ÚLTIMA PAULINISSE - Derradeira parte de um mosaico inacabado

Este blog nunca vai sair do ar, se depender de mim, mas não mais postarei textos novos aqui, salvo na hipótese de eu conseguir publicar um livro com algumas das postagens contidas neste cantinho que há cinco anos é minha válvula de escape para o infinito. Não lembrava, mas quando criei este espaço, na primeira postagem eu disse que ele a realização de uma meta pessoal estabelecida no final do ano anterior. Eu descontinuo as postagens mais ou menos pelo mesmo motivo. Tenho vontade de publicar algo em papel e nada melhor para começar essa vida do que aproveitar o que já produzi.

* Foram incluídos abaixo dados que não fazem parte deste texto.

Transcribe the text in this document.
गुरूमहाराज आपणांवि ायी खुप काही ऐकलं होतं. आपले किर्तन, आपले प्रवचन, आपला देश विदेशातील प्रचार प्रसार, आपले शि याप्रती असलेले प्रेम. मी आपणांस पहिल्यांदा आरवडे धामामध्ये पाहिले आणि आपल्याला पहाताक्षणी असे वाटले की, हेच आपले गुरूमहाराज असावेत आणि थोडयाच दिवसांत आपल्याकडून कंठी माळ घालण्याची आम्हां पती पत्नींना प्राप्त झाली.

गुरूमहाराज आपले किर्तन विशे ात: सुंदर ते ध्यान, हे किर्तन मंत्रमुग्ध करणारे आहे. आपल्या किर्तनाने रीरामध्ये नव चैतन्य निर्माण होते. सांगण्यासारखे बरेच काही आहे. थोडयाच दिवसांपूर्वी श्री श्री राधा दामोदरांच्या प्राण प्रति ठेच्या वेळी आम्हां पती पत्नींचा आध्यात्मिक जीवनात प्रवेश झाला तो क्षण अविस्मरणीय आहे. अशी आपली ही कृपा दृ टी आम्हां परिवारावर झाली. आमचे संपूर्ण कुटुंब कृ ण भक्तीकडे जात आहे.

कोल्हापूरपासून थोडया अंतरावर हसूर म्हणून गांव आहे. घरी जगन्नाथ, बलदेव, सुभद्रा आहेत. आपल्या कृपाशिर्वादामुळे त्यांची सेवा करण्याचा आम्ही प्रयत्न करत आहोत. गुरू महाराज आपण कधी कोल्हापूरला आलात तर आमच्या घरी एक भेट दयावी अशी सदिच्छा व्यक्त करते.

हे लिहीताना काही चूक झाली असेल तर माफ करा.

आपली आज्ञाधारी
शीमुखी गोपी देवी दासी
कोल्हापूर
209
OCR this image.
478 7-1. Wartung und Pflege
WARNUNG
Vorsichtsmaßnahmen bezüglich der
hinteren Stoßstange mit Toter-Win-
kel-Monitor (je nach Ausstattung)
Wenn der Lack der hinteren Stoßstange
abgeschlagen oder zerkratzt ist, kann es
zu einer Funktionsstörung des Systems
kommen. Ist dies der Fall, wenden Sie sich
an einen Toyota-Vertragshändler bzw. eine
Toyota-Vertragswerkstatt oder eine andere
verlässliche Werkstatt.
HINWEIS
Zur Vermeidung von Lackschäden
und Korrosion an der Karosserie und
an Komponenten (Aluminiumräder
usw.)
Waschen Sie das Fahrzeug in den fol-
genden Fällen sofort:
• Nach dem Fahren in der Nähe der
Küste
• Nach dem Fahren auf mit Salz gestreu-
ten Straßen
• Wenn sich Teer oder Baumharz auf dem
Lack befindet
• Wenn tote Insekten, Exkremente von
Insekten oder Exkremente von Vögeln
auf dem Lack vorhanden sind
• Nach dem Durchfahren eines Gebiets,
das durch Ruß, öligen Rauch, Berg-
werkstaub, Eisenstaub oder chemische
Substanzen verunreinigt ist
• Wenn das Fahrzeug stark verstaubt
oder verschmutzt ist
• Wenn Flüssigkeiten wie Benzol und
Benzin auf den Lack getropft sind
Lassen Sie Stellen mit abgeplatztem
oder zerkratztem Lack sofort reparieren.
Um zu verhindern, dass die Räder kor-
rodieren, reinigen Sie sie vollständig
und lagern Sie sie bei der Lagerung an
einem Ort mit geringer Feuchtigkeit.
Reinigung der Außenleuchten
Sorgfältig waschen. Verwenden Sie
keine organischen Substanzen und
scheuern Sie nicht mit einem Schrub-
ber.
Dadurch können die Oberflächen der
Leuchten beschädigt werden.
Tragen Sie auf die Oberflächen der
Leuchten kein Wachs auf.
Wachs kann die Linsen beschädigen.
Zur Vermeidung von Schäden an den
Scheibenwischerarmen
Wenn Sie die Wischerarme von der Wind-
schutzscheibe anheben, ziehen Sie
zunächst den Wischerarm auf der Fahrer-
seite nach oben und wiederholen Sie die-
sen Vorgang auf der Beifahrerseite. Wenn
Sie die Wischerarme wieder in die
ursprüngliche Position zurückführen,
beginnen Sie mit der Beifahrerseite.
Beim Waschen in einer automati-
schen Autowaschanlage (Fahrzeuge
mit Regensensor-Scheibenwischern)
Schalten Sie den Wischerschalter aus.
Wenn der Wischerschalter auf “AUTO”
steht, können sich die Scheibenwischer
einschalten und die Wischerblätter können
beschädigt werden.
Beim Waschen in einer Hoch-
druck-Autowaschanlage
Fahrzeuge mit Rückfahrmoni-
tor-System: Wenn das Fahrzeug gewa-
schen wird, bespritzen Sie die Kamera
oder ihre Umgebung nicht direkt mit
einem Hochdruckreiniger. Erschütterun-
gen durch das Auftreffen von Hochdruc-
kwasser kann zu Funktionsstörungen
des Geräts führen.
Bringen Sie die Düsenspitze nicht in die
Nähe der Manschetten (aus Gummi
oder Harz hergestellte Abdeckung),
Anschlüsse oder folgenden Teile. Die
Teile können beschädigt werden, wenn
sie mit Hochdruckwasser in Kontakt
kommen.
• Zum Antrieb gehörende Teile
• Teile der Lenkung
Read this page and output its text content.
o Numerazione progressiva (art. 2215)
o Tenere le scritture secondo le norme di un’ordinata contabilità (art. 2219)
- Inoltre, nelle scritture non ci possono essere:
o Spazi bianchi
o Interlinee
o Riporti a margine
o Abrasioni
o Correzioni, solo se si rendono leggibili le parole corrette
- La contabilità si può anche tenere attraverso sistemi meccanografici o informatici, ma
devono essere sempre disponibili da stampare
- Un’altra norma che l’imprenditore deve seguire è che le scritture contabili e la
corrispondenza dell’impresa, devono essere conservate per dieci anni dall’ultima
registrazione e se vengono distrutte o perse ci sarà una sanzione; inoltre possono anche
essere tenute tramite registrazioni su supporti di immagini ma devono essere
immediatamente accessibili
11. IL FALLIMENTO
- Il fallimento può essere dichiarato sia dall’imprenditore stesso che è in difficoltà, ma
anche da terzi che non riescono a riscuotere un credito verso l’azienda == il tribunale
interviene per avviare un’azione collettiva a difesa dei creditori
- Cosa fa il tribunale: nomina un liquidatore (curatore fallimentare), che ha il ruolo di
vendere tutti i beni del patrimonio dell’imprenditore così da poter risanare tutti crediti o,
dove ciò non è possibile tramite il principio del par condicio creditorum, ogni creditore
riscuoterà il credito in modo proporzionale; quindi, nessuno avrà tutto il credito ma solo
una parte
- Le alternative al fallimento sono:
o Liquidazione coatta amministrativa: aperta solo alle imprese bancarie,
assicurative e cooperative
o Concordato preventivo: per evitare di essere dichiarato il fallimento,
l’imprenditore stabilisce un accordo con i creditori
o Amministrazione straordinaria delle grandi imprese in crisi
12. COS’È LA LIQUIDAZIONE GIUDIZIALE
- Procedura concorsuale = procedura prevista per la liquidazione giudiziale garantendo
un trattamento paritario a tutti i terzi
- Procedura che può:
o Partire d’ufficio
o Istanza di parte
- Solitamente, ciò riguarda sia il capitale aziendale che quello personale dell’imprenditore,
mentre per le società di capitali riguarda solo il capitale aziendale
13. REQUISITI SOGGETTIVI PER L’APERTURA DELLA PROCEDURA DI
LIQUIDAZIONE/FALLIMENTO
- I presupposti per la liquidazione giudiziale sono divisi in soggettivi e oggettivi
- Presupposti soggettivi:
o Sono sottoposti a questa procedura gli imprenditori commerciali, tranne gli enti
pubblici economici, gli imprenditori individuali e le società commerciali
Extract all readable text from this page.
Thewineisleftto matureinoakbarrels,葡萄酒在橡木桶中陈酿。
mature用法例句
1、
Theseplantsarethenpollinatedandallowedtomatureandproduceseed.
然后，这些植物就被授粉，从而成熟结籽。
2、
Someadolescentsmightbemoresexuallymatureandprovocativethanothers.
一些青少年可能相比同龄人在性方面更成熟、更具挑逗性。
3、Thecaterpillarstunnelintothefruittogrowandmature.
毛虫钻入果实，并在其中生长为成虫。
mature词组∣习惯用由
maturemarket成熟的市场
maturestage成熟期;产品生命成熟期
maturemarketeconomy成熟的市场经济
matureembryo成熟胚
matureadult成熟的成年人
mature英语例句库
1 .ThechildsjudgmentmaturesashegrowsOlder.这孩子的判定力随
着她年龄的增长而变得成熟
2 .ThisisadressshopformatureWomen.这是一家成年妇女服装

Foram cerca de 71 mil visualizações nessa meia década. Não significa que cada pessoa que abriu o blog leu um texto todo (tão pouco se gostou), mas é alguma coisinha. Quando eu tinha tempo e disposição pra ser um blogueiro mais ativo eu consegui uma média de 3 mil visualizações/ mês e encerro com menos de um terço disso, um dos motivos pelos quais tomei essa decisão de parar. Se eu não tenho como alimentar regularmente nem como divulgá-lo como se deve, vou continuar publicando aqui pra quê? Se eu quisesse escrever só pra mim e meus amigos mandaria os textos por email ou registraria só no meu PC. Óbvio que criei blog pra que muitas pessoas leiam as porcarias que escrevo.

Eu paro de postar, mas não o tirarei do ar.  Aqui eu expus as minhas entranhas, minhas confidências mais profundas, e minhas loucuras mais desnudas. Também conquistei verdadeiras amizades no mundão da blogsfera. Por isso, enquanto o blogspot existir esse canto existirá.Em breve, além de tentar publicar alguns desses textos pretendo criar um blog só pra contos eróticos e blogar crônicas no site da organização onde trabalho. Darei um jeito de colocar nesse próprio post aqui no futuro os links para vocês conferirem. Também tenho em mente alguns argumentos para romances. "Vamu vê" no que dá.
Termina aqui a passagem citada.